With this information, we can easily plot the predicted timecourse of the

epidemics:

```
pred = sir(763, 3, 0.00238, 0.5571, 15)
draw(
PNG("infected.png", 12cm, 8cm),
plot(
layer(x=[0:14], y=pred[2], Geom.point),
layer(dat, x="day", y="I", Geom.line)
)
)
```

This yields the following figure:

The data are the continuous line, and the predictions are the dots. It’s

not a perfect fit, but it reproduces the main features of the epidemics

quite well. When compared to the original parameters, notably, it predicts

the correct date at which no more cases are observed, but it slightly

over-estimates the number of cases during the peak.

We can also have a look at the distribution of $\beta$

and $\nu$

In both figures, the vertical lines indicate the previous estimations of the

parameters. While they are well within the posterior distribution, it seems

that (i) using a different method for fitting and (ii) estimating the value

of $I_0$ gives different estimates.

Finally, what about the distribution of $R_0$? The original $R0$ was estimated

to 3.76. Using the result of the ABC, I found

```
julia> mean(763.*(posteriors[:beta]./posteriors[:nu]))
3.292957996735042
```

Which is not *all* that different from the original prediction.
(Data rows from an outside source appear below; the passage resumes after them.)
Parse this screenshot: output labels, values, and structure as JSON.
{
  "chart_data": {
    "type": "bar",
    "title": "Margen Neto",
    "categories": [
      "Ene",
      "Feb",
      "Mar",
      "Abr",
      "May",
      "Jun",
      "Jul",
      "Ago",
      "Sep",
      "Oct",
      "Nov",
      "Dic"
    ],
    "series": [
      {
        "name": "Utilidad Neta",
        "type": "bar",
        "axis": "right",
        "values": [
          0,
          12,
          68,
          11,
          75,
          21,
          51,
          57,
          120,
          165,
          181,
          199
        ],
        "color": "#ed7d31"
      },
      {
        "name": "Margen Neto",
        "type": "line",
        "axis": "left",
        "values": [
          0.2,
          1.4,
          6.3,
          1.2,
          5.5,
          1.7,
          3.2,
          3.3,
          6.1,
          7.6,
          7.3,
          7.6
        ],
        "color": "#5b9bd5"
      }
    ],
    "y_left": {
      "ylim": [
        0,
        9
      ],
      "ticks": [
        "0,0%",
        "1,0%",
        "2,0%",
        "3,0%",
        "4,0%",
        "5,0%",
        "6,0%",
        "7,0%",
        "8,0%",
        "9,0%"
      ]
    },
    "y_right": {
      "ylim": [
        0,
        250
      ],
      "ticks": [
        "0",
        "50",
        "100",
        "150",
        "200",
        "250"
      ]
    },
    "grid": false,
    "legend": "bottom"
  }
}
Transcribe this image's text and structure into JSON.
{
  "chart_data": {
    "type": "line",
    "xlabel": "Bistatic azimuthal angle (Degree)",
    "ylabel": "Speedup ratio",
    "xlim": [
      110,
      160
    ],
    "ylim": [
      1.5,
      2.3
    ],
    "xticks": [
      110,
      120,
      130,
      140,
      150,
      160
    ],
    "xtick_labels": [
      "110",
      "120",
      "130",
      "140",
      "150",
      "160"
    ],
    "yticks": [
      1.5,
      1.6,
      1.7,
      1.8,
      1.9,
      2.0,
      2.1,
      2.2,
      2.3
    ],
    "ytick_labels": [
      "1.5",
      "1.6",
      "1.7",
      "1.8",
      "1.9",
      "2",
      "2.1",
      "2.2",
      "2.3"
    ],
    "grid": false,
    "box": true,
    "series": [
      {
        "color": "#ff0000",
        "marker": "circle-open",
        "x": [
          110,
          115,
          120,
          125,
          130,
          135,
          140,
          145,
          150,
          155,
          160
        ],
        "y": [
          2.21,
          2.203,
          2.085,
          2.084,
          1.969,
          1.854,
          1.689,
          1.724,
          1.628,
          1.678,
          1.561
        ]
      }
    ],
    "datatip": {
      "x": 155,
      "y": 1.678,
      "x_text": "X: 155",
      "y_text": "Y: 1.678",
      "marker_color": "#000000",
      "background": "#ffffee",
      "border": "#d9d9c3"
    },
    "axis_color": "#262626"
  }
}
Note that

a consistent result is that the epidemic parameters estimated through ABC

make the epidemic *less* aggresive than the original one. The recovery rate

is higher, the $R_0$ is lower, but the transmission rate is higher.

# As a brief wrap-up…

I love `julia`

. I haven’t even thought about possible optimizations and it’s

fast already. Also, it’s simple to write. Clearly sliced bread was the best

thing until `julia`

.

ABC – at least as long as a simple rejection scheme is used – is not that

hard. This gives me a bunch of ideas.

I love epidemiology. For some reason, I just find it fascinating. This is the

reason why I switched from immunology to parasitology to ecology. I love it.